University of Connecticut University of UC Title Fallback Connecticut

International Collaborations

Yerevan State University – Armenia Studies Project

The effort to bring Armenian studies to the University of Connecticut began in 1984 when a small group of volunteers started a fundraising campaign. In 1993 Dr. Ludmila Haroutunian of Yerevan State University (YSU) made a number of presentations at the University and at meetings with Connecticut’s Armenian-American community. Dr. Haroutunian’s presence at UConn in 1993 was in association with what has become the cornerstone of the UConn-YSU Armenia relationship, close academic ties between UConn’s School of Social Work and YSU’s faculty of sociology.

Dr. Rebecca Thomas, the director for the Center for International Social Work Studies teaches a bi-annual course called “Comparative Social Welfare Policy between the United States and Armenia.”

Armenia Course Abroad Information

UConn’s School of Social Work has sustained a longstanding partnership with Armenia’s Yerevan State University for over 20 years, with annual student exchanges taking place between universities. YSU’s social work program was recently developed in 1996, and the university currently offers multiple programs of study (BSW, MSW, and other course options) for social work education.

The relationship between UConn and YSU provides an invaluable experience for students wishing to do international research and field study, and is an excellent opportunity for cross-cultural learning and networking. Students engaging in the course and/or travel experience can expect to learn differing approaches to social work and social welfare systems, as well as gaining cultural knowledge and expertise about Armenia.

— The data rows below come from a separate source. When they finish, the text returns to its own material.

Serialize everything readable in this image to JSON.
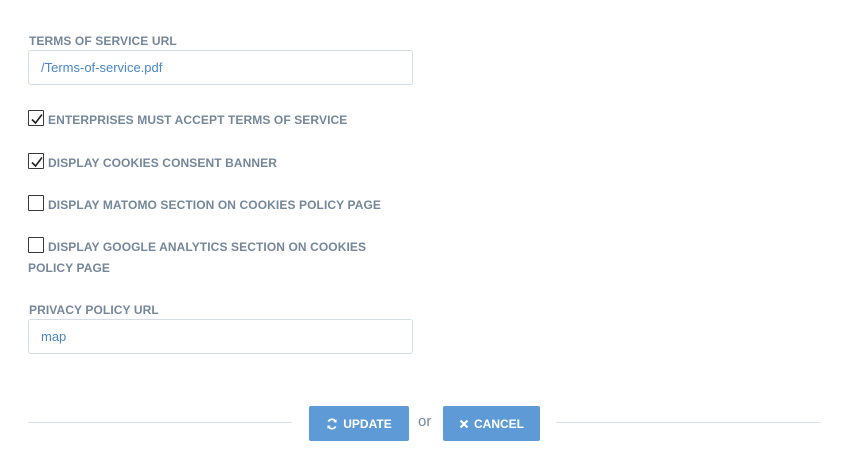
{
  "terms": {
    "label": "TERMS OF SERVICE URL",
    "value": "/Terms-of-service.pdf"
  },
  "checkboxes": [
    {
      "label": "ENTERPRISES MUST ACCEPT TERMS OF SERVICE",
      "checked": true
    },
    {
      "label": "DISPLAY COOKIES CONSENT BANNER",
      "checked": true
    },
    {
      "label": "DISPLAY MATOMO SECTION ON COOKIES POLICY PAGE",
      "checked": false
    },
    {
      "label": "DISPLAY GOOGLE ANALYTICS SECTION ON COOKIES POLICY PAGE",
      "checked": false
    }
  ],
  "privacy": {
    "label": "PRIVACY POLICY URL",
    "value": "map"
  },
  "actions": {
    "update_label": "UPDATE",
    "update_icon": "refresh-icon",
    "or_text": "or",
    "cancel_label": "CANCEL",
    "cancel_icon": "close-icon"
  },
  "colors": {
    "label": "#74879a",
    "input_text": "#4a87c9",
    "button": "#5e9bd6"
  }
}
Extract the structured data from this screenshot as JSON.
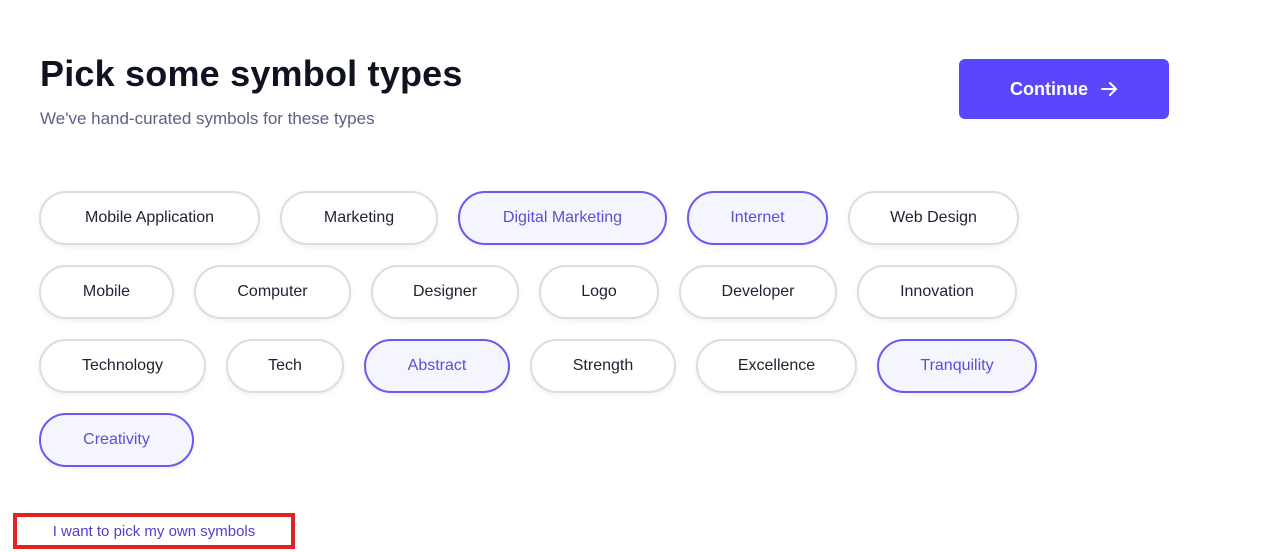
{
  "header": {
    "title": "Pick some symbol types",
    "subtitle": "We've hand-curated symbols for these types"
  },
  "actions": {
    "continue_label": "Continue",
    "continue_icon": "arrow-right-icon",
    "own_symbols_link": "I want to pick my own symbols"
  },
  "colors": {
    "accent": "#5b47fb",
    "selected_border": "#6b5af0",
    "selected_text": "#5b4fd8",
    "highlight_box": "#e02424"
  },
  "chips": [
    {
      "label": "Mobile Application",
      "selected": false
    },
    {
      "label": "Marketing",
      "selected": false
    },
    {
      "label": "Digital Marketing",
      "selected": true
    },
    {
      "label": "Internet",
      "selected": true
    },
    {
      "label": "Web Design",
      "selected": false
    },
    {
      "label": "Mobile",
      "selected": false
    },
    {
      "label": "Computer",
      "selected": false
    },
    {
      "label": "Designer",
      "selected": false
    },
    {
      "label": "Logo",
      "selected": false
    },
    {
      "label": "Developer",
      "selected": false
    },
    {
      "label": "Innovation",
      "selected": false
    },
    {
      "label": "Technology",
      "selected": false
    },
    {
      "label": "Tech",
      "selected": false
    },
    {
      "label": "Abstract",
      "selected": true
    },
    {
      "label": "Strength",
      "selected": false
    },
    {
      "label": "Excellence",
      "selected": false
    },
    {
      "label": "Tranquility",
      "selected": true
    },
    {
      "label": "Creativity",
      "selected": true
    }
  ]
}
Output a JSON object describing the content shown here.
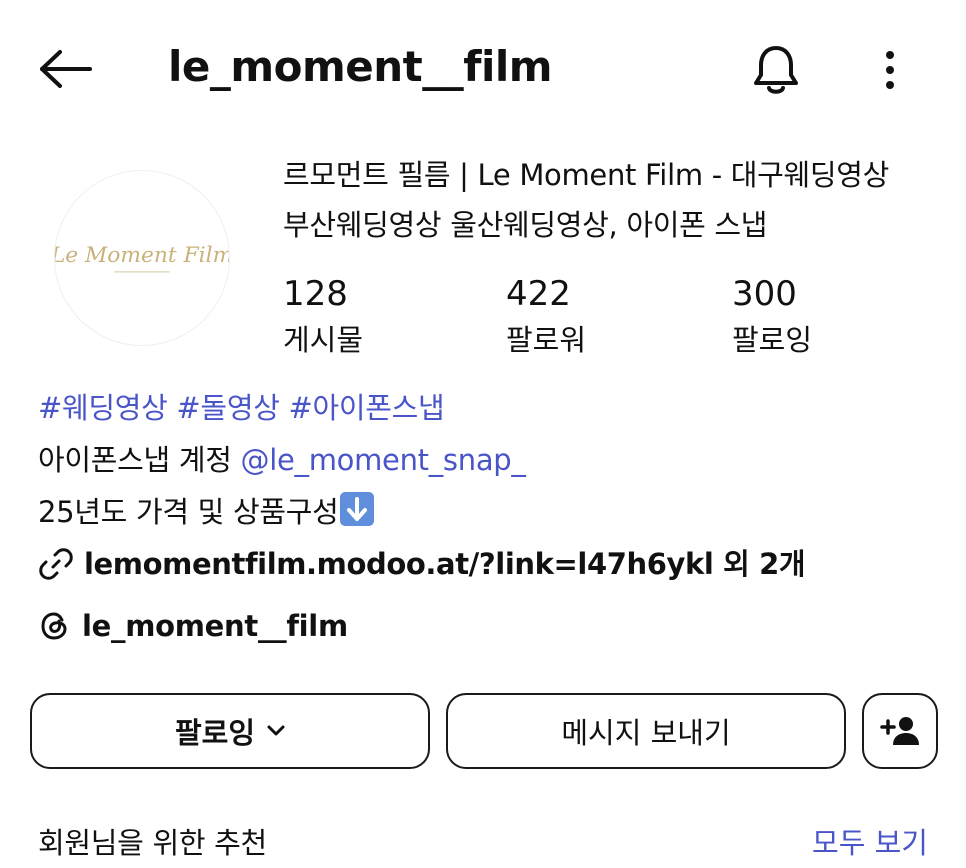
{
  "header": {
    "username": "le_moment__film",
    "back_icon": "arrow-left-icon",
    "notification_icon": "bell-icon",
    "more_icon": "more-vertical-icon"
  },
  "profile": {
    "avatar_text": "Le Moment Film",
    "name_line1": "르모먼트 필름 | Le Moment Film - 대구웨딩영상",
    "name_line2": "부산웨딩영상 울산웨딩영상, 아이폰 스냅",
    "stats": [
      {
        "value": "128",
        "label": "게시물"
      },
      {
        "value": "422",
        "label": "팔로워"
      },
      {
        "value": "300",
        "label": "팔로잉"
      }
    ]
  },
  "bio": {
    "hashtags": "#웨딩영상 #돌영상 #아이폰스냅",
    "account_prefix": "아이폰스냅 계정 ",
    "account_mention": "@le_moment_snap_",
    "pricing_text": "25년도 가격 및 상품구성",
    "pricing_emoji": "down-arrow-emoji",
    "link_text": "lemomentfilm.modoo.at/?link=l47h6ykl 외 2개",
    "threads_handle": "le_moment__film"
  },
  "actions": {
    "following_label": "팔로잉",
    "message_label": "메시지 보내기",
    "add_user_icon": "add-user-icon"
  },
  "suggestions": {
    "title": "회원님을 위한 추천",
    "see_all_label": "모두 보기"
  },
  "colors": {
    "link_blue": "#4a55c8",
    "text": "#111111",
    "border": "#1a1a1a",
    "logo_gold": "#c9b27a"
  }
}
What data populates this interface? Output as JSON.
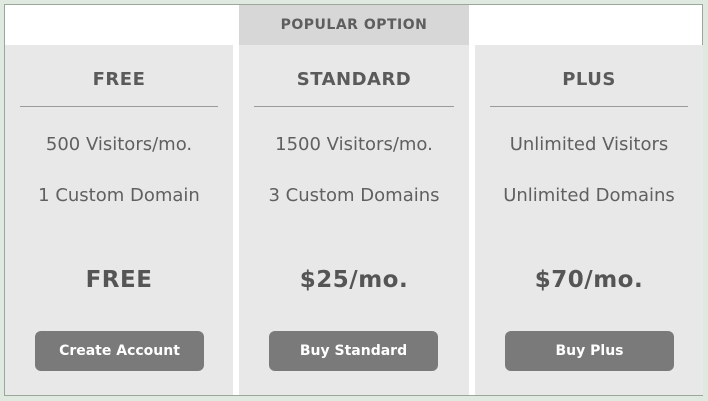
{
  "banner": "POPULAR OPTION",
  "plans": {
    "free": {
      "title": "FREE",
      "features": [
        "500 Visitors/mo.",
        "1 Custom Domain"
      ],
      "price": "FREE",
      "button": "Create Account"
    },
    "standard": {
      "title": "STANDARD",
      "features": [
        "1500 Visitors/mo.",
        "3 Custom Domains"
      ],
      "price": "$25/mo.",
      "button": "Buy Standard"
    },
    "plus": {
      "title": "PLUS",
      "features": [
        "Unlimited Visitors",
        "Unlimited Domains"
      ],
      "price": "$70/mo.",
      "button": "Buy Plus"
    }
  },
  "colors": {
    "card_bg": "#e8e8e8",
    "banner_bg": "#d7d7d7",
    "button_bg": "#7a7a7a",
    "text": "#555555"
  }
}
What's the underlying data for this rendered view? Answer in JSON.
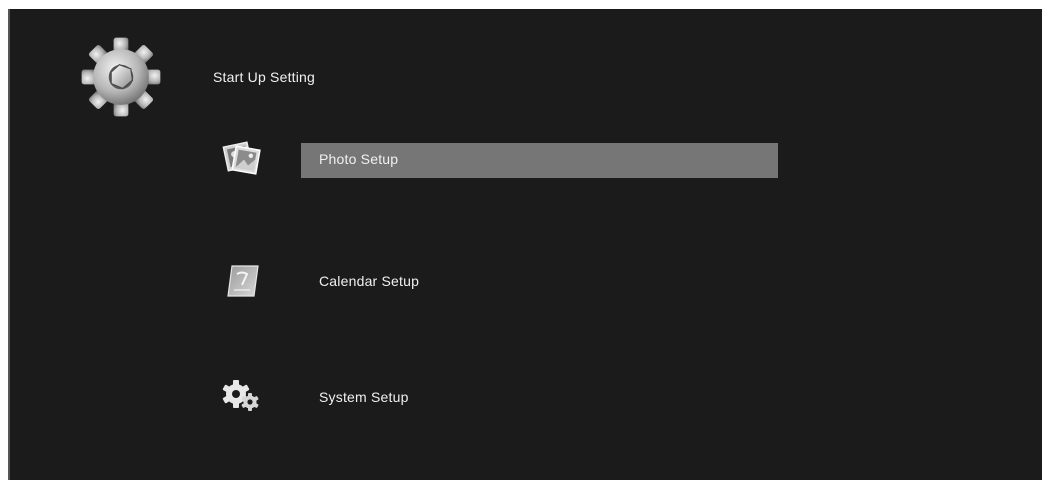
{
  "header": {
    "title": "Start Up Setting",
    "icon": "gear-icon"
  },
  "menu": {
    "items": [
      {
        "label": "Photo Setup",
        "icon": "photo-icon",
        "selected": true
      },
      {
        "label": "Calendar Setup",
        "icon": "calendar-icon",
        "selected": false
      },
      {
        "label": "System Setup",
        "icon": "system-gears-icon",
        "selected": false
      }
    ]
  },
  "colors": {
    "background": "#1b1b1b",
    "selection": "#767676",
    "text": "#f0f0f0"
  }
}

The partnership is currently taking a more research-based focus both in Armenia and Connecticut. Students engaging in international travel should expect to be part of a research delegation, and field research will be a significant component of their time spent in Armenia. They will also have ample opportunities to engage in cultural and historical activities of their choosing in their leisure time, and will likely forge new friendships as well as professional connections while visiting.

Linkage Program with University of the West Indies Mona Campus – Jamaica

The University of Connecticut School of Social Work and the Department of Sociology, Psychology and Social Work of the University of the West Indies in Jamaica have been engaged in a multi-faceted collaborative relationship for more than a decade. Discussions between the two programs began informally in 1992 and were expanded in faculty exchange visits that began in 1993 and 1994. A Memorandum of Agreement was signed in 1995. Exchange visits and collaborative projects have continued since that time, as will be briefly detailed here.

The two programs were brought together by areas of mutual interest. The Greater Hartford area in which the School of Social Work is located has one of the largest concentrations of immigrants from the West Indies in the United States. Although the West Indian residents are diverse, the largest number come from Jamaica. Initially, the exchange emphasized the issue of migration. This is still an important dimension of the exchange, but many additional areas of mutual interest, including social welfare management, child welfare, HIV/AIDS, sickle cell disease and field education have been addressed.

For additional information on the exchange project, readers are referred to two published discussions:

John A. Maxwell and Lynne M. Healy, (2003) “Mutual Assistance Through an Ongoing United States—Caribbean Partnership: University of Connecticut and University of the West Indies in Jamaica,“ in L. Healy, Y. Asamoah and M.C. Hokenstad, editors, Models of International Collaboration in Social Work Education. Alexandria, VA: CSWE, pp. 51-60.

L. M. Healy, J. A. Maxwell and B.A. Pine, (1999). Exchanges that Work: Mutuality and Sustainability in a Caribbean/USA Academic Partnership. Social Development Issues. 21:3, 14-21.